1. Which user_id values are skewed in the sample log table? A result table tmp1. For the computing framework, all the data comes from, and he does not know the data distribution. Therefore, sampling is indispensable.

2. The distribution of data conforms to the statistical rules of sociology, and the poverty and wealth are uneven. There won't be too many keys, just as there are not many rich people in a society, and there are not many strange people. Therefore, the number of tmp1 records is very small. Execute map join between tmp1 and users to generate tmp2, and read tmp2 to distribute File Cache. This is a map process.

3. Map reads users and logs. If the record is from log, check whether user_id is in tmp2. If yes, output it to local file a. Otherwise, generate the key of <user_id, value>, value Pair. If the record is from member, the key and value pairs of <user_id, value> are generated and enter the reduce stage.

4. Finally, file a is merged into the files output in the stage3 reduce stage and written to HDFS.

 

If you confirm that the business requires such a logic, consider the following optimization solution:

1. For join operations, map join is used when a small table cannot exceed 1 GB.

2. For group by or distinct, set hive. groupby. skewindata = true.

3. Try to use the preceding SQL statement adjustment for Optimization

 

From http://www.tbdata.org/archives/2109

Related Article

Contact Us

The content source of this page is from Internet, which doesn't represent Alibaba Cloud's opinion; products and services mentioned on that page don't have any relationship with Alibaba Cloud.
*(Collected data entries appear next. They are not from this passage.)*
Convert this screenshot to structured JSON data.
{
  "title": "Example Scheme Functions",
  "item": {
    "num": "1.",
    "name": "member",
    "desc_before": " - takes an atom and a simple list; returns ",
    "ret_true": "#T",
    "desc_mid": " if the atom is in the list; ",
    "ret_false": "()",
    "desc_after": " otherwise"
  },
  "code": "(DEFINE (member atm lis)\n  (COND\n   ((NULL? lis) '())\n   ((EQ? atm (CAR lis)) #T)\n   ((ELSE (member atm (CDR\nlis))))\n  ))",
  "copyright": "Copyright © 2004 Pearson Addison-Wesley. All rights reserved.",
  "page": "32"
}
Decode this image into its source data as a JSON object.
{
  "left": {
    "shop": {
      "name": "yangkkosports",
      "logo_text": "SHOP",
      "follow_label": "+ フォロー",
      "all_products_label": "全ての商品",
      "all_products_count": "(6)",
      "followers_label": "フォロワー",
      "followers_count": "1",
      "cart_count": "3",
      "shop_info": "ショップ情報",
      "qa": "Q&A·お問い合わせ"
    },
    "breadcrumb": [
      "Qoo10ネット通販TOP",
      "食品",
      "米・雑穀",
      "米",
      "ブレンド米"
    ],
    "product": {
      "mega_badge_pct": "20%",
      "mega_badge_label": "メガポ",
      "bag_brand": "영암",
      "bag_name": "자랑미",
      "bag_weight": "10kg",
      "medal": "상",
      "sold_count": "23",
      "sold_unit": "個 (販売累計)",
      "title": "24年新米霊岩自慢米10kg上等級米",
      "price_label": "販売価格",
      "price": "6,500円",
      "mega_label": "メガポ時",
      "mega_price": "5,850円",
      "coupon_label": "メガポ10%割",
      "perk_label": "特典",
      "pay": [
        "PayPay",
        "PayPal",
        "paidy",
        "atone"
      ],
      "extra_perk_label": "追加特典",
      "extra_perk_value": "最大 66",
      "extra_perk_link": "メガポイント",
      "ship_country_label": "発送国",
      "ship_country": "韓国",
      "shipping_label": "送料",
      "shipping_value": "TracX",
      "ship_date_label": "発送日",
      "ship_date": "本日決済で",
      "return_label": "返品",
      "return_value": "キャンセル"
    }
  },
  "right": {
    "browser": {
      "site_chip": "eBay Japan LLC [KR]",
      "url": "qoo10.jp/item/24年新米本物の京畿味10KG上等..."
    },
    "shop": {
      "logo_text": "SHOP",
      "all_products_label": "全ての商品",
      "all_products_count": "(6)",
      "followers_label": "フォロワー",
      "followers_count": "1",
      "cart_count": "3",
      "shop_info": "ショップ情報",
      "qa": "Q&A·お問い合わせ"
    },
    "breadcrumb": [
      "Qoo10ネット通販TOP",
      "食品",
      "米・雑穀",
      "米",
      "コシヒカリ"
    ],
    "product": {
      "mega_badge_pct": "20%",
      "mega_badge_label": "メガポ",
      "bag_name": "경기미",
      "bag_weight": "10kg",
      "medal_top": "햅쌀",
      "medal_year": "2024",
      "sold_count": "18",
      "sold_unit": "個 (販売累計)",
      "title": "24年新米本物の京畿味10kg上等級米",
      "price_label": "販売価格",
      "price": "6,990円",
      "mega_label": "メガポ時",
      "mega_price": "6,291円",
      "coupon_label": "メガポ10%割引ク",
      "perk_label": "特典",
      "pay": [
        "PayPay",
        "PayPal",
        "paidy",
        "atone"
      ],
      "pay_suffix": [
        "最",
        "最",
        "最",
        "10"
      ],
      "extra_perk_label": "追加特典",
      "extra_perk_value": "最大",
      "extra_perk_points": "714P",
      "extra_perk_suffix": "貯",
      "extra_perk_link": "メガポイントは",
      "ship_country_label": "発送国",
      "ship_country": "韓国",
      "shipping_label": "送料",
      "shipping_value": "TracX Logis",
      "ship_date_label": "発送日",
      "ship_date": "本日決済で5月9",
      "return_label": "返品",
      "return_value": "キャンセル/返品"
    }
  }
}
If the content of the page makes you feel confusing, please write us an email, we will handle the problem within 5 days after receiving your email.

If you find any instances of plagiarism from the community, please send an email to: info-contact@alibabacloud.com and provide relevant evidence. A staff member will contact you within 5 working days.

A Free Trial That Lets You Build Big!

Start building with 50+ products and up to 12 months usage for Elastic Compute Service

  • Sales Support

    1 on 1 presale consultation

  • After-Sales Support

    24/7 Technical Support 6 Free Tickets per Quarter Faster Response

  • Alibaba Cloud offers highly flexible support services tailored to meet your exact needs.